Sunday, November 2, 2008

Preparing food in Benin

Let me just start saying that my meal last night was the best meal that I have eaten since I have been in Benin and I was apart of creating it. The meal consisted of grilled eggplant, a sheep, couscous and a tabouleh. The girls made the couscous and made the tabouleh, while me and a few of the other guys went to work on making the sheep/mutton. We went to the market and bought a dog-size sheep for 12,000 F CFA (about $25). One of the guys brought it back to the workstation strapped across his lap on a motorcycle, while the rest of us walked about 20 minutes back. This is where the fun began...It was time to kill, clean, and cook the mutton. One problem with this....we are a bunch of city dwelling, whities that have idea what it takes or how to kill or clean an animal, let alone a decent sized sheep. Solution...talk to the Beninese guard who has grown up without K-Mart, Walmart, grocery stores with prepared foods, i.e. he grew up in Africa. So he took the sheep outside, dug a whole with a knife, and saw at the neck, cutting everything in the throat up until the spine and let it bleed itself out, but of course, before we did this, we needed to make it kosher, so me and the only other Jewish guy here decided to bless the sheep and properly slaughter the animal, just for kicks.

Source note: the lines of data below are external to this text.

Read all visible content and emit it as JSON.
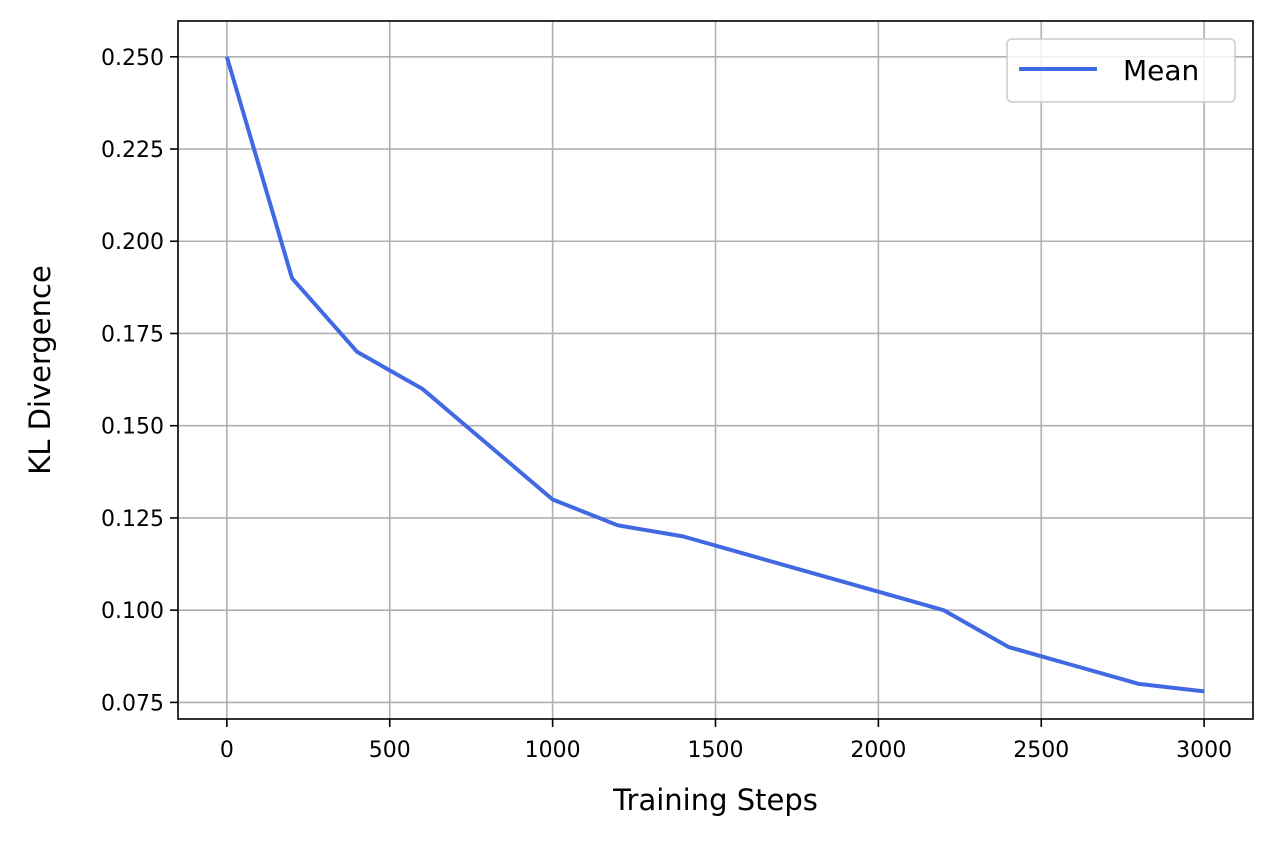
{
  "chart_data": {
    "type": "line",
    "title": "",
    "xlabel": "Training Steps",
    "ylabel": "KL Divergence",
    "xlim": [
      -150,
      3150
    ],
    "ylim": [
      0.0705,
      0.2597
    ],
    "xticks": [
      0,
      500,
      1000,
      1500,
      2000,
      2500,
      3000
    ],
    "xtick_labels": [
      "0",
      "500",
      "1000",
      "1500",
      "2000",
      "2500",
      "3000"
    ],
    "yticks": [
      0.075,
      0.1,
      0.125,
      0.15,
      0.175,
      0.2,
      0.225,
      0.25
    ],
    "ytick_labels": [
      "0.075",
      "0.100",
      "0.125",
      "0.150",
      "0.175",
      "0.200",
      "0.225",
      "0.250"
    ],
    "grid": true,
    "legend_position": "top-right",
    "series": [
      {
        "name": "Mean",
        "color": "#4169e1",
        "x": [
          0,
          200,
          400,
          600,
          800,
          1000,
          1200,
          1400,
          1600,
          1800,
          2000,
          2200,
          2400,
          2600,
          2800,
          3000
        ],
        "y": [
          0.25,
          0.19,
          0.17,
          0.16,
          0.145,
          0.13,
          0.123,
          0.12,
          0.115,
          0.11,
          0.105,
          0.1,
          0.09,
          0.085,
          0.08,
          0.078
        ]
      }
    ]
  }
}
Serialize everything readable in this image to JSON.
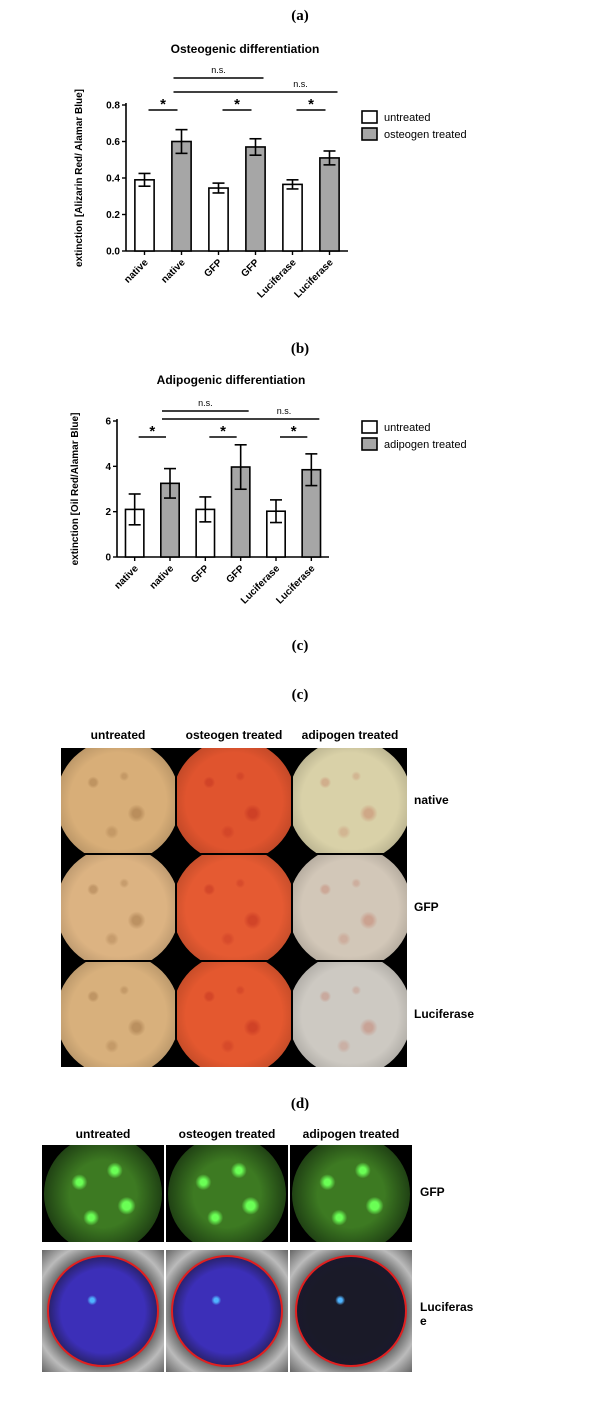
{
  "figure": {
    "panel_labels": {
      "a": "(a)",
      "b": "(b)",
      "c1": "(c)",
      "c2": "(c)",
      "d": "(d)"
    }
  },
  "chart_data": [
    {
      "type": "bar",
      "title": "Osteogenic differentiation",
      "ylabel": "extinction [Alizarin Red/ Alamar Blue]",
      "ylim": [
        0,
        0.8
      ],
      "yticks": [
        0.0,
        0.2,
        0.4,
        0.6,
        0.8
      ],
      "yticklabels": [
        "0.0",
        "0.2",
        "0.4",
        "0.6",
        "0.8"
      ],
      "categories": [
        "native",
        "native",
        "GFP",
        "GFP",
        "Luciferase",
        "Luciferase"
      ],
      "values": [
        0.39,
        0.6,
        0.345,
        0.57,
        0.365,
        0.51
      ],
      "errors": [
        0.035,
        0.065,
        0.027,
        0.045,
        0.025,
        0.038
      ],
      "bar_group": [
        "untreated",
        "treated",
        "untreated",
        "treated",
        "untreated",
        "treated"
      ],
      "legend": {
        "untreated": "untreated",
        "treated": "osteogen treated"
      },
      "colors": {
        "untreated": "#ffffff",
        "treated": "#a6a6a6"
      },
      "sig_pairs": [
        {
          "from": 0,
          "to": 1,
          "label": "*"
        },
        {
          "from": 2,
          "to": 3,
          "label": "*"
        },
        {
          "from": 4,
          "to": 5,
          "label": "*"
        }
      ],
      "ns_brackets": [
        {
          "from": 1,
          "to": 3,
          "label": "n.s."
        },
        {
          "from": 1,
          "to": 5,
          "label": "n.s."
        }
      ],
      "legend_position": "right",
      "grid": false
    },
    {
      "type": "bar",
      "title": "Adipogenic differentiation",
      "ylabel": "extinction [Oil Red/Alamar Blue]",
      "ylim": [
        0,
        6
      ],
      "yticks": [
        0,
        2,
        4,
        6
      ],
      "yticklabels": [
        "0",
        "2",
        "4",
        "6"
      ],
      "categories": [
        "native",
        "native",
        "GFP",
        "GFP",
        "Luciferase",
        "Luciferase"
      ],
      "values": [
        2.1,
        3.25,
        2.1,
        3.97,
        2.02,
        3.85
      ],
      "errors": [
        0.68,
        0.65,
        0.55,
        0.98,
        0.5,
        0.7
      ],
      "bar_group": [
        "untreated",
        "treated",
        "untreated",
        "treated",
        "untreated",
        "treated"
      ],
      "legend": {
        "untreated": "untreated",
        "treated": "adipogen treated"
      },
      "colors": {
        "untreated": "#ffffff",
        "treated": "#a6a6a6"
      },
      "sig_pairs": [
        {
          "from": 0,
          "to": 1,
          "label": "*"
        },
        {
          "from": 2,
          "to": 3,
          "label": "*"
        },
        {
          "from": 4,
          "to": 5,
          "label": "*"
        }
      ],
      "ns_brackets": [
        {
          "from": 1,
          "to": 3,
          "label": "n.s."
        },
        {
          "from": 1,
          "to": 5,
          "label": "n.s."
        }
      ],
      "legend_position": "right",
      "grid": false
    }
  ],
  "micrographs_c": {
    "columns": [
      "untreated",
      "osteogen treated",
      "adipogen treated"
    ],
    "rows": [
      "native",
      "GFP",
      "Luciferase"
    ],
    "fills": [
      [
        "#d8ae78",
        "#e0542e",
        "#d9d1a8"
      ],
      [
        "#dcb382",
        "#e55a32",
        "#d2c7b8"
      ],
      [
        "#d8b07c",
        "#e4582f",
        "#cdc9c2"
      ]
    ],
    "speckles": [
      "#8c5f33",
      "#b3221a",
      "#c06a55"
    ]
  },
  "micrographs_d": {
    "columns": [
      "untreated",
      "osteogen treated",
      "adipogen treated"
    ],
    "rows": [
      "GFP",
      "Luciferas\ne"
    ],
    "gfp_fill": "#1c3a12",
    "gfp_glow": "#6aff55",
    "luc_fill": "#3c2fb8",
    "luc_ring": "#e02020"
  }
}
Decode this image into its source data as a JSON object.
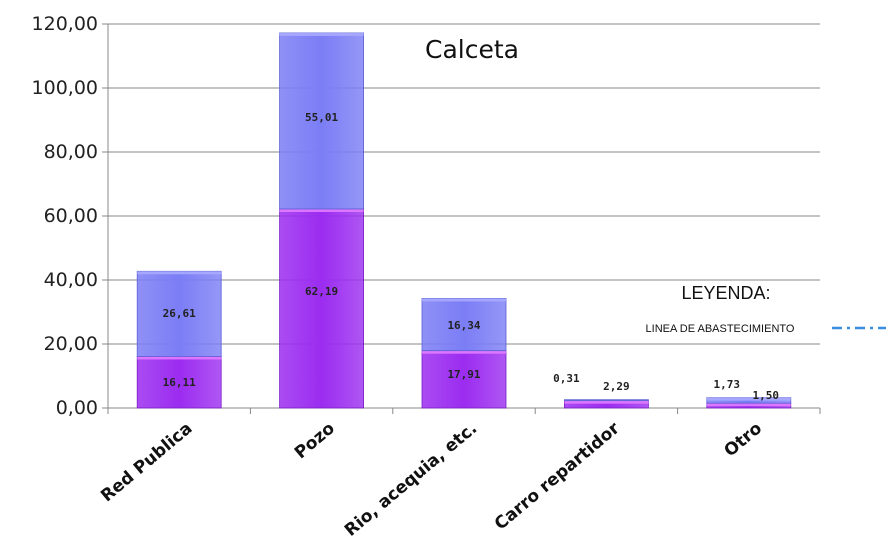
{
  "chart_data": {
    "type": "bar",
    "stacked": true,
    "title": "Calceta",
    "categories": [
      "Red Publica",
      "Pozo",
      "Rio, acequia, etc.",
      "Carro repartidor",
      "Otro"
    ],
    "series": [
      {
        "values": [
          16.11,
          62.19,
          17.91,
          2.29,
          1.5
        ],
        "labels": [
          "16,11",
          "62,19",
          "17,91",
          "2,29",
          "1,50"
        ],
        "color": "#9b2cf0"
      },
      {
        "values": [
          26.61,
          55.01,
          16.34,
          0.31,
          1.73
        ],
        "labels": [
          "26,61",
          "55,01",
          "16,34",
          "0,31",
          "1,73"
        ],
        "color": "#7b7df5"
      }
    ],
    "ylim": [
      0,
      120
    ],
    "yticks": [
      0,
      20,
      40,
      60,
      80,
      100,
      120
    ],
    "ytick_labels": [
      "0,00",
      "20,00",
      "40,00",
      "60,00",
      "80,00",
      "100,00",
      "120,00"
    ],
    "grid": true
  },
  "legend": {
    "title": "LEYENDA:",
    "item_label": "LINEA DE ABASTECIMIENTO",
    "item_color": "#3a8ee0"
  }
}
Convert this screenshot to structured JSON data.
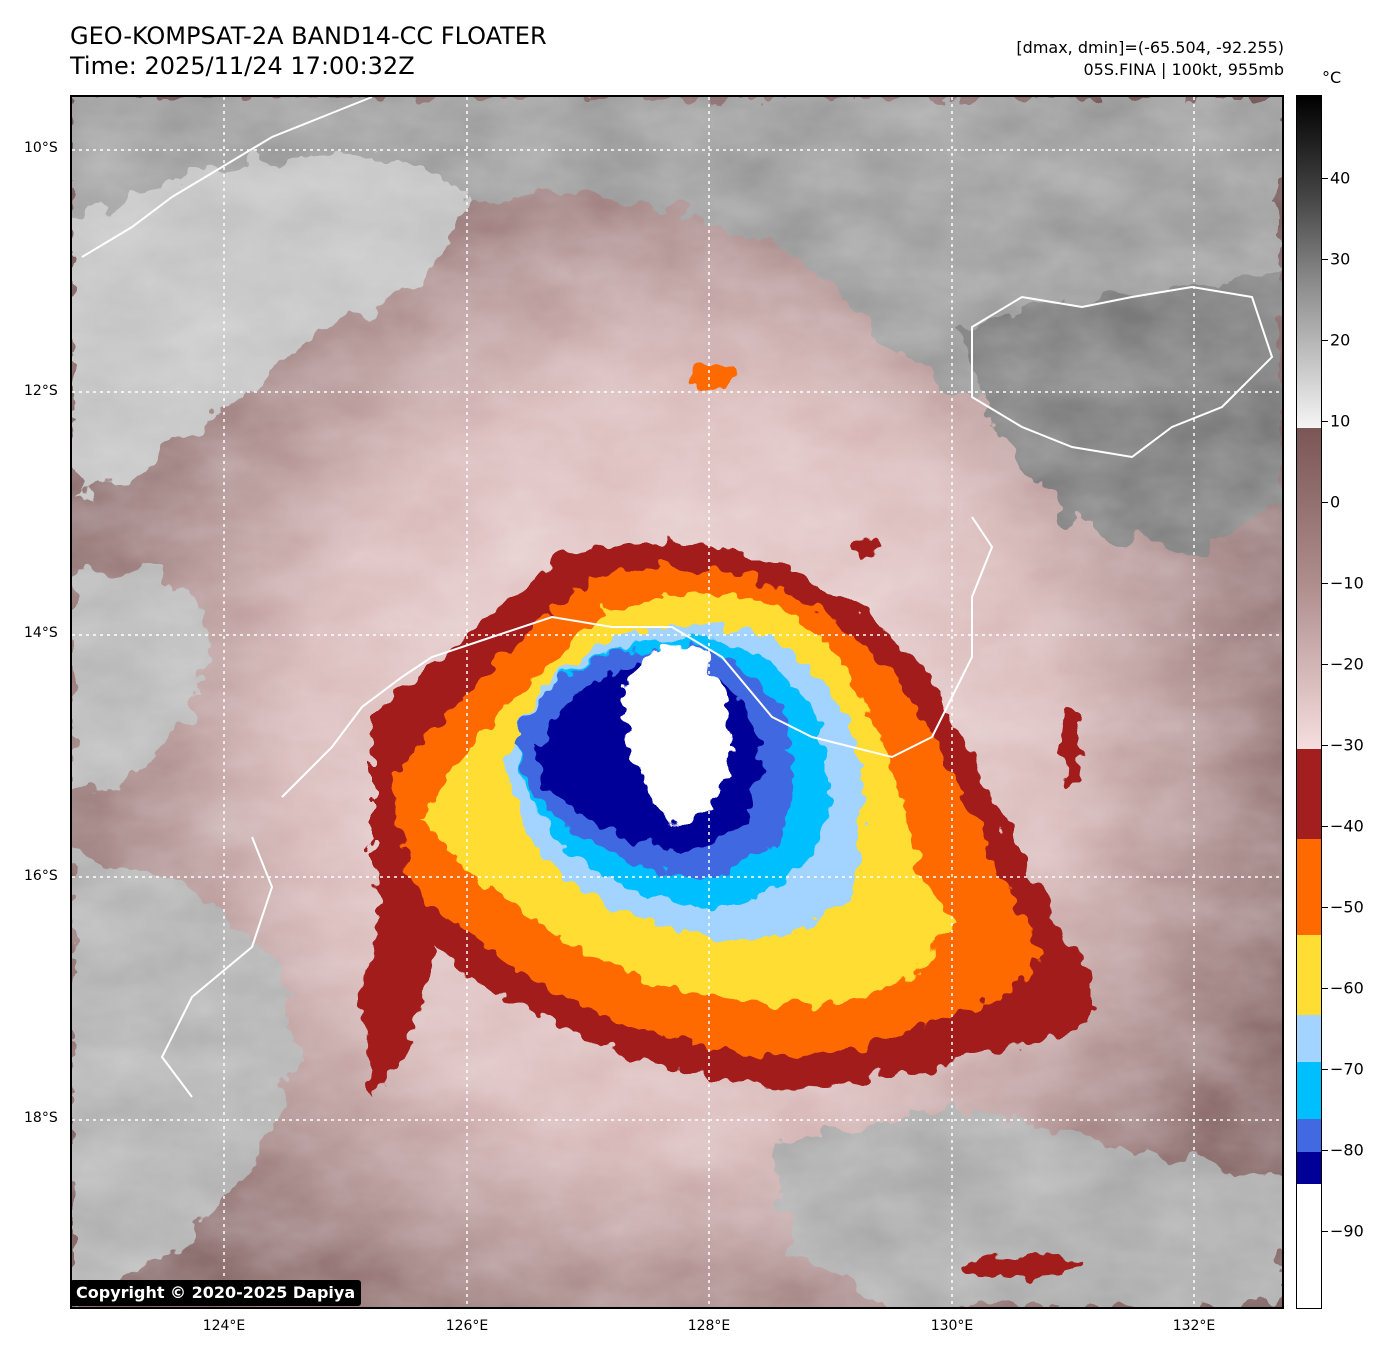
{
  "header": {
    "title_line1": "GEO-KOMPSAT-2A BAND14-CC FLOATER",
    "title_line2": "Time: 2025/11/24 17:00:32Z",
    "info_line1": "[dmax, dmin]=(-65.504, -92.255)",
    "info_line2": "05S.FINA | 100kt, 955mb"
  },
  "colorbar": {
    "unit": "°C",
    "ticks": [
      "40",
      "30",
      "20",
      "10",
      "0",
      "−10",
      "−20",
      "−30",
      "−40",
      "−50",
      "−60",
      "−70",
      "−80",
      "−90"
    ],
    "palette": {
      "gray_top": "#000000",
      "gray_bottom": "#f5f5f5",
      "brown_top": "#7a5656",
      "brown_bottom": "#f6dede",
      "dark_red": "#a31f1f",
      "orange": "#ff6a00",
      "yellow": "#ffdd33",
      "light_blue": "#a3d4ff",
      "cyan": "#00bfff",
      "royal_blue": "#4169e1",
      "navy": "#000099",
      "white": "#ffffff"
    }
  },
  "map": {
    "lat_labels": [
      "10°S",
      "12°S",
      "14°S",
      "16°S",
      "18°S"
    ],
    "lon_labels": [
      "124°E",
      "126°E",
      "128°E",
      "130°E",
      "132°E"
    ],
    "storm": "05S.FINA"
  },
  "copyright": "Copyright © 2020-2025 Dapiya"
}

To de-skin a sheep, the guard, named Pedro, tied off the open neck with a bit of rubber. Then he cut a little whole under the skin, but did not puncture the meat underneath. He then proceeded to literally blow into this whole, creating (as we dubbed) a sheep-aloon. Possibly one of the most bizarre things I have ever seen, just imagine a sheep blown up, legs sprawled cause it was full of too much air, its impossible until you see it yourself (by the way). Pedro then went about cleaning the sheep, peeling the skin, gutting the animal and preparing it to be cooked. (By the way, a headless sheep, without any fur, if propped up in a lying position but with its head up (without a head) looks exactly like a full grown dog, kinda creepy, but helps you imagine the sight.
We grilled the sheep’s meat, liver, kidneys and the best part of the animal for all, its testicles. Because none of us had ever eaten animal testis before, of course it all had to be at once, all 14 of us. On three we all ate the white mass, half squinting, just expecting the taste/sensation/texture/idea of it to make all of us to gag us, but the moment was answered by nothing but silence. Finally broken by one of us turning to another and mumbling, “Dude, I just ate balls.” The weird thing about sheep testis is the fact that they tasted like a bland hard-boiled egg; the exact same texture, consistency, and flavor. After 4 hours of smoking the meat, I bit into the greatest, juiciest, smoked piece of meat I have eaten in about a year. This entire episode will be repeated in a week, but most likely with either a pig, chicken, goat or yet another sheep, we shall see. It is planned that at our next conference for all/most volunteers we are going to buy a cow. I can’t wait!